Discriminazioni e contenziosi milionari

Come quelle moltiplicate con lo storico Americans with Disabilities Act. Tutti a Manhattan ricordano il caso dell’avvocato che “sfruttava i ciechi” per incassare milioni di dollari trascinando in cause legali chiunque fosse proprietario di un sito o portale incompatibile con i software per i non vedenti (23 milionarie azioni legali). O dei cinque newyorkesi in carrozzina, responsabili di quasi 400 azioni legali intentate contro piccole imprese per mancanza di accesso per disabili. O delle sette aziende trascinate in tribunale da una donna perché era stato impedito l’accesso al suo cane da assistenza. Da Zoltan Hirsch, che fatto causa a 195 aziende che vanno da un negozio di occhiali di Soho alle bodegas di Brooklyn a un ristorante Hell’s Kitchen a Luigi Girotto (70 cause), Pedro Fontanes (55), Jerry Cankat (52) fino a Nauqone Taylor (23) o Fontanes, 69 anni, del Queens, che ha intentato 13 cause contro aziende lungo la Fifth Avenue.

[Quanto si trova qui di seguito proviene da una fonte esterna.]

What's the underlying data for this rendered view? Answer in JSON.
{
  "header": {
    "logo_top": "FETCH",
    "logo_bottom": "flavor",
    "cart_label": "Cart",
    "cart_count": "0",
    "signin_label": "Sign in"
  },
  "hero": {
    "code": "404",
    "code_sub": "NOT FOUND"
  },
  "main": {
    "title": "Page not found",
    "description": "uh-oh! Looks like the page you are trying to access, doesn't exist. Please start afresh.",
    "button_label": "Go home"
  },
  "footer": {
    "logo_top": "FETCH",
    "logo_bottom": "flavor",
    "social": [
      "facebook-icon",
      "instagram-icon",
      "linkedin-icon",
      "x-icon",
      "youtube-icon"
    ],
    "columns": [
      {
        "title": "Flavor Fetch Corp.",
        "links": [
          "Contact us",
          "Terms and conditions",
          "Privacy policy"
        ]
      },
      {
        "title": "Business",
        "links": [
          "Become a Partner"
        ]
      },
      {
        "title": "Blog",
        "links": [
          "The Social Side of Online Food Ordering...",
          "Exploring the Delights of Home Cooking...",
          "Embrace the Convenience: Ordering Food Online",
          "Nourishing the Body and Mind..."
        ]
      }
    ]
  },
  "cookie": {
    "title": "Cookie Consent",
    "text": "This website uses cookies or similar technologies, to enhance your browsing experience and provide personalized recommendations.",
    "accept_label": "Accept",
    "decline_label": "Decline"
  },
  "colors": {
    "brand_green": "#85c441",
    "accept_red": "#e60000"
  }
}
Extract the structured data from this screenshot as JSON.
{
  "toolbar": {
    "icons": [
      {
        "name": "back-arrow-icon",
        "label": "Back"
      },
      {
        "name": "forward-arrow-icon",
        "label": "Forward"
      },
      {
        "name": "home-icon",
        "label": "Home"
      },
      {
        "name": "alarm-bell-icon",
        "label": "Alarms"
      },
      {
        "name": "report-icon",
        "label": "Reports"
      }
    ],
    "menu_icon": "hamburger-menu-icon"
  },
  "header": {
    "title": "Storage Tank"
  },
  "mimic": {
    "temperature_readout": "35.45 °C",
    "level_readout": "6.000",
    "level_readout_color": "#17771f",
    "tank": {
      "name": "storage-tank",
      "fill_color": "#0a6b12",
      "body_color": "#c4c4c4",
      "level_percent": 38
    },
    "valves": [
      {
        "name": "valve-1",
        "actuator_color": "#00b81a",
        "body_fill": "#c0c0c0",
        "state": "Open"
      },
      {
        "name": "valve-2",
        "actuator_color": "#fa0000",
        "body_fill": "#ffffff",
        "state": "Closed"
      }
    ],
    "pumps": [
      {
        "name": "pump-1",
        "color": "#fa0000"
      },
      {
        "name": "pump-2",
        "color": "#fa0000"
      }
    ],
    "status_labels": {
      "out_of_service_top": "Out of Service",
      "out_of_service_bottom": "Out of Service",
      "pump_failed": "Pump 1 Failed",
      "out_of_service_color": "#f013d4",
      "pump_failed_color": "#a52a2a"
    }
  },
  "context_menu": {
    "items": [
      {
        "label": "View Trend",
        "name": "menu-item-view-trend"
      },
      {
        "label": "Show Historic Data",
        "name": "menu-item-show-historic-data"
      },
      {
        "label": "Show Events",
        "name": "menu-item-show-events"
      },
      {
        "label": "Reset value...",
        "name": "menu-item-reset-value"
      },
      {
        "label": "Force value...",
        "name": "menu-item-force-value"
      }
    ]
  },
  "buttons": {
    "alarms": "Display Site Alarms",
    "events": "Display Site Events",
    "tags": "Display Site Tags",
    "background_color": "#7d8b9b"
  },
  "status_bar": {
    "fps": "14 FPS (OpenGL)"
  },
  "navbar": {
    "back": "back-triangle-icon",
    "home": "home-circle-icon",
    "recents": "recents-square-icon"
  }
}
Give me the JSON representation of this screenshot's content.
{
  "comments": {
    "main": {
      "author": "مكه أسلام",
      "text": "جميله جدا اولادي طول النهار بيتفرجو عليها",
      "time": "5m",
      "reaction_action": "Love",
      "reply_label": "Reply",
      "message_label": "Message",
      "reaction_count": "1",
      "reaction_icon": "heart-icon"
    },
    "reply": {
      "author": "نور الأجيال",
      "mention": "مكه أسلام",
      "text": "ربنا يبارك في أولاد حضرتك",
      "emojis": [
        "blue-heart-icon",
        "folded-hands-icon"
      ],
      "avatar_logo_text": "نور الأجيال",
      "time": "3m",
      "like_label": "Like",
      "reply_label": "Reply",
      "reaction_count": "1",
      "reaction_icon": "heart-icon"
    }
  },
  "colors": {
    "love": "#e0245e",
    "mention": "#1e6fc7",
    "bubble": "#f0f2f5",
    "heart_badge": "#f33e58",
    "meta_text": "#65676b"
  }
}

Battaglie sacrosante in cui è riuscito a infiltrasi e cercato di fare profitto sulla discriminazione un nutrito gruppo di impostori. Ma il consenso, la disponibilità, ad affrontare o sopportare i costi per trovare un accordo privatamente prima di arrivare in tribunale e abbattere le barriere architettoniche era una totale e unanime», racconta Mignano. «Non sono sicuro che ci sia altrettanto consenso sull’autodichiarazione di genere». Consenso o meno, secondo gli esperti le piccole imprese americane dovranno presto fare i conti col moltiplicarsi delle cause intentate dalle categorie protette. E saranno conti salati per chi, come a Los Angeles, in un uomo con un pene non riesca a vedere una donna con «i genitali apparentemente maschili».